The film received a certain amount of backlash regarding the 'mutant' dog, in particular, the scene where Martin mercifully euthanizes the dog, which is hideously deformed and kept in a large observation room. Many viewers were disturbed by the dog's appearance and sad fate as mentioned by Chris Walas in the documentary for the Special Edition DVD. He said the audience would feel more sympathy for a mutated animal than a human.

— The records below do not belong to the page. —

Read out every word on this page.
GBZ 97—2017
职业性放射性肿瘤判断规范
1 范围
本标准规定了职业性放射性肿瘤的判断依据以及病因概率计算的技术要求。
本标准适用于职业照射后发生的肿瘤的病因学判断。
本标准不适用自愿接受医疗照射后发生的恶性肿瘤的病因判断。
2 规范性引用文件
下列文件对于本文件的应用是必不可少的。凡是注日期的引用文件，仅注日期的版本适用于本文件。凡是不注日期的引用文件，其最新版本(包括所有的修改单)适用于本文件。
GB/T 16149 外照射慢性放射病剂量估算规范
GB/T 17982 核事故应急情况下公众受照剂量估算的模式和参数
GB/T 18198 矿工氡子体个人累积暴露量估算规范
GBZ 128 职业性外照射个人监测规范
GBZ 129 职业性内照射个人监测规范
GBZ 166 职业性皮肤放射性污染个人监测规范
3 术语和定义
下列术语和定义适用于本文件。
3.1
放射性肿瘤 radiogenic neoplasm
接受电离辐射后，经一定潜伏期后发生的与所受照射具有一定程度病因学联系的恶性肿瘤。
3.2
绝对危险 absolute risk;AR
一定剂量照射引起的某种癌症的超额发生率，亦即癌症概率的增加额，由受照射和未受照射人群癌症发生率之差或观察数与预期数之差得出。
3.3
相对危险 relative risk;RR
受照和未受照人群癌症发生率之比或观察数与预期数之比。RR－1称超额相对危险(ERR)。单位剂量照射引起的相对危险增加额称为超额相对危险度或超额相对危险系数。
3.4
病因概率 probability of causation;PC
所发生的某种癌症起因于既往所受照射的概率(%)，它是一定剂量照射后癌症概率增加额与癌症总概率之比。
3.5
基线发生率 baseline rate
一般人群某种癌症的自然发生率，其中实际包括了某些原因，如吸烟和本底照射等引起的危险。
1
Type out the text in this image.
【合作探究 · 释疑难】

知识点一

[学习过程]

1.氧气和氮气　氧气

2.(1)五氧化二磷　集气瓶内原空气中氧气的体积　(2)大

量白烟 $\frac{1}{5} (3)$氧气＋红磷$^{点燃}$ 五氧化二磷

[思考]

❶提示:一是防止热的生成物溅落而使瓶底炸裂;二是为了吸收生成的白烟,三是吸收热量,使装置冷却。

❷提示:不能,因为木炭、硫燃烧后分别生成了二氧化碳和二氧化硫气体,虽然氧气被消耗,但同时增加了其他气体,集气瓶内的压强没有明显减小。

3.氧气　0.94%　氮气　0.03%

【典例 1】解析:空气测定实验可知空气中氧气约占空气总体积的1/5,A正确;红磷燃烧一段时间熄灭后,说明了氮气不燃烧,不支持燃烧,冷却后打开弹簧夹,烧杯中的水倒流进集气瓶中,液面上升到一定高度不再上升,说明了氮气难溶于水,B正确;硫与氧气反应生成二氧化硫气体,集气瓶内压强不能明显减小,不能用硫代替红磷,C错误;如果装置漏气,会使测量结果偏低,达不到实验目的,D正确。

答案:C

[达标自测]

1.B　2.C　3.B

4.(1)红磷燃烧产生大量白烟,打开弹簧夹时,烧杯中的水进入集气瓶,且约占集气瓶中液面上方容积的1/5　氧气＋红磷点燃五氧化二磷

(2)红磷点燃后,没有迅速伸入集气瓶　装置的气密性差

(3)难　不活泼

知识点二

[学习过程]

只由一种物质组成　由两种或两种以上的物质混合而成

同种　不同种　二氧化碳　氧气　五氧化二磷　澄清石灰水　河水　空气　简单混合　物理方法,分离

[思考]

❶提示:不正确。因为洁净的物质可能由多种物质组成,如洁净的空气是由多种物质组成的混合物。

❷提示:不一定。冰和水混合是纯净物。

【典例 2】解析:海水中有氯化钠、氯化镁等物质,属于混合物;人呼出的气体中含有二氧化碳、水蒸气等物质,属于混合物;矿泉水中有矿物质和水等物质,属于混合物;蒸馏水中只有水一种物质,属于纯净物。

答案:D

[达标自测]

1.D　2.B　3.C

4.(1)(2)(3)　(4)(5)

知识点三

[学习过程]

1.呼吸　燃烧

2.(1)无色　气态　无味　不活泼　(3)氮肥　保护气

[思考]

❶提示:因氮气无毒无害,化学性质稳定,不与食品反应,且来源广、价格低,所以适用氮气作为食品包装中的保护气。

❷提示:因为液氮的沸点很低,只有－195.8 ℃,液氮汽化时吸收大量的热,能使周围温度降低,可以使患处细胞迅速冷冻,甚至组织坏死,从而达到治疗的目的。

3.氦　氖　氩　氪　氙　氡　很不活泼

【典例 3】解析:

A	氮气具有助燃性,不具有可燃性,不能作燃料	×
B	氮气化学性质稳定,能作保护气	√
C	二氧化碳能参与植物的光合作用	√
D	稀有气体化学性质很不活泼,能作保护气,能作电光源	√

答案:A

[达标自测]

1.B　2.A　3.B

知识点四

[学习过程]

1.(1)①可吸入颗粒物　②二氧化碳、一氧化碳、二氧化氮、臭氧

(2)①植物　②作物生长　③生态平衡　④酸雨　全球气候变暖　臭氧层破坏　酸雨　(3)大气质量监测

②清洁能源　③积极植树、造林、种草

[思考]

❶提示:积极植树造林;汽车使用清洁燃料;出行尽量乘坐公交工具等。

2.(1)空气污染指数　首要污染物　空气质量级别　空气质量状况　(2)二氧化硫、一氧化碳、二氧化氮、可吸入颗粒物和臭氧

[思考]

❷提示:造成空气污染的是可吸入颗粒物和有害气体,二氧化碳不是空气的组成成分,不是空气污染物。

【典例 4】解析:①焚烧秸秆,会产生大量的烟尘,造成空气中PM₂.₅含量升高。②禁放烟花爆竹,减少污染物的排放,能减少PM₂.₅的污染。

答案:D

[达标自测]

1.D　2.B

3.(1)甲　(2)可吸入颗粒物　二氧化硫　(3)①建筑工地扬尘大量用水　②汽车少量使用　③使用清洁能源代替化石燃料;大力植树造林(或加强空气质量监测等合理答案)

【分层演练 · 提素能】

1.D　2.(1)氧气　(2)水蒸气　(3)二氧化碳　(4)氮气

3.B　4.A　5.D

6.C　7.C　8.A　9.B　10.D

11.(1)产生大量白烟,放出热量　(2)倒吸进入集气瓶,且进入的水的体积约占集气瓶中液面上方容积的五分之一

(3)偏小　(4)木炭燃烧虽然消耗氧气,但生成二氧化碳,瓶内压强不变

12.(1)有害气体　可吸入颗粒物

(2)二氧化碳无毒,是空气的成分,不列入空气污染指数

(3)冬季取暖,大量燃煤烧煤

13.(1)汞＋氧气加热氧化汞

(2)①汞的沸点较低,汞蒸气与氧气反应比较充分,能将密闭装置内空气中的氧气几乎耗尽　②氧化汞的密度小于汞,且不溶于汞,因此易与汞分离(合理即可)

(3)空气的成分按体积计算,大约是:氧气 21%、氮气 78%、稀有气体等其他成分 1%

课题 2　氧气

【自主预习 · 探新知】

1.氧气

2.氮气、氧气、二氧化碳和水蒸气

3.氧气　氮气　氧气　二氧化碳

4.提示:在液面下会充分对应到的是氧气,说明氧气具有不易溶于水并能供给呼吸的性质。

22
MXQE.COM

||This article may contain an excessive amount of intricate detail that may only interest a specific audience. (November 2011)|
The following are events related to film production:
- An early treatment for a sequel to The Fly, written by Tim Lucas, involved Veronica Quaife dealing with the evils of the Bartok company. Seth Brundle's consciousness had somehow survived within the Telepod computer, and the Bartok scientists had enslaved him and were using him to develop the system for cloning purposes. Brundle becomes able to communicate with Veronica through the computer, and he eventually takes control of the Bartok complex's security systems to gruesomely attack the villains. Eventually, Veronica frees Brundle by conspiring with him to reintegrate a non-contaminated version of his original body. David Cronenberg endorsed this concept at the time. Geena Davis was open to doing a sequel (and only pulled out of Fly II because her character was to be killed in the opening scene), while Goldblum was not (although he was okay with a cameo), and this treatment reflects that. However, a later treatment written by Jim and Ken Wheat was used as the basis for the final script, written by Frank Darabont. Mick Garris also wrote a treatment, with elements incorporated into the final film.
- The first videotape of Seth Brundle is actually part of a deleted scene from the first film (with Geena Davis' dialogue redubbed by Saffron Henderson, who played Veronica Quaife at the beginning of the sequel).
- The film contains a subtle reference to David Cronenberg, writer-director of the previous film. In an early scene where Martin sneaks out of his room to explore the Bartok Industries facility, a guard is seen asleep at his post, and resting on the desk in front of him is a copy of The Shape of Rage, a book which discusses the films of David Cronenberg (and the book's cover features a photo of Cronenberg himself).
- The script for The Fly II explained that Stathis Borans lived in such a fancy home because he had taken hush money from Bartok (and had been told that Brundle's baby died in childbirth along with Veronica), but this was never mentioned on-screen. In an early treatment for The Fly II, it was revealed that the Telepods were not working because Stathis had taken the computer's information storage discs (which contained the Telepods' programming) before Bartok took possession of the pods. However, this detail was dropped from the final film, and it is left unclear as to why the Telepods suddenly aren't working at the beginning of the sequel.
- Chris Walas mentioned on the DVD documentary that he was very displeased with the marketing of the film as he warned them not to use the "Like Father, Like Son" tagline as it sounded too "corny." The marketing executives still went ahead with the tagline. Producer Steven Charles-Jaffe says that he hates the marketing process as it could kill a movie with too much hype.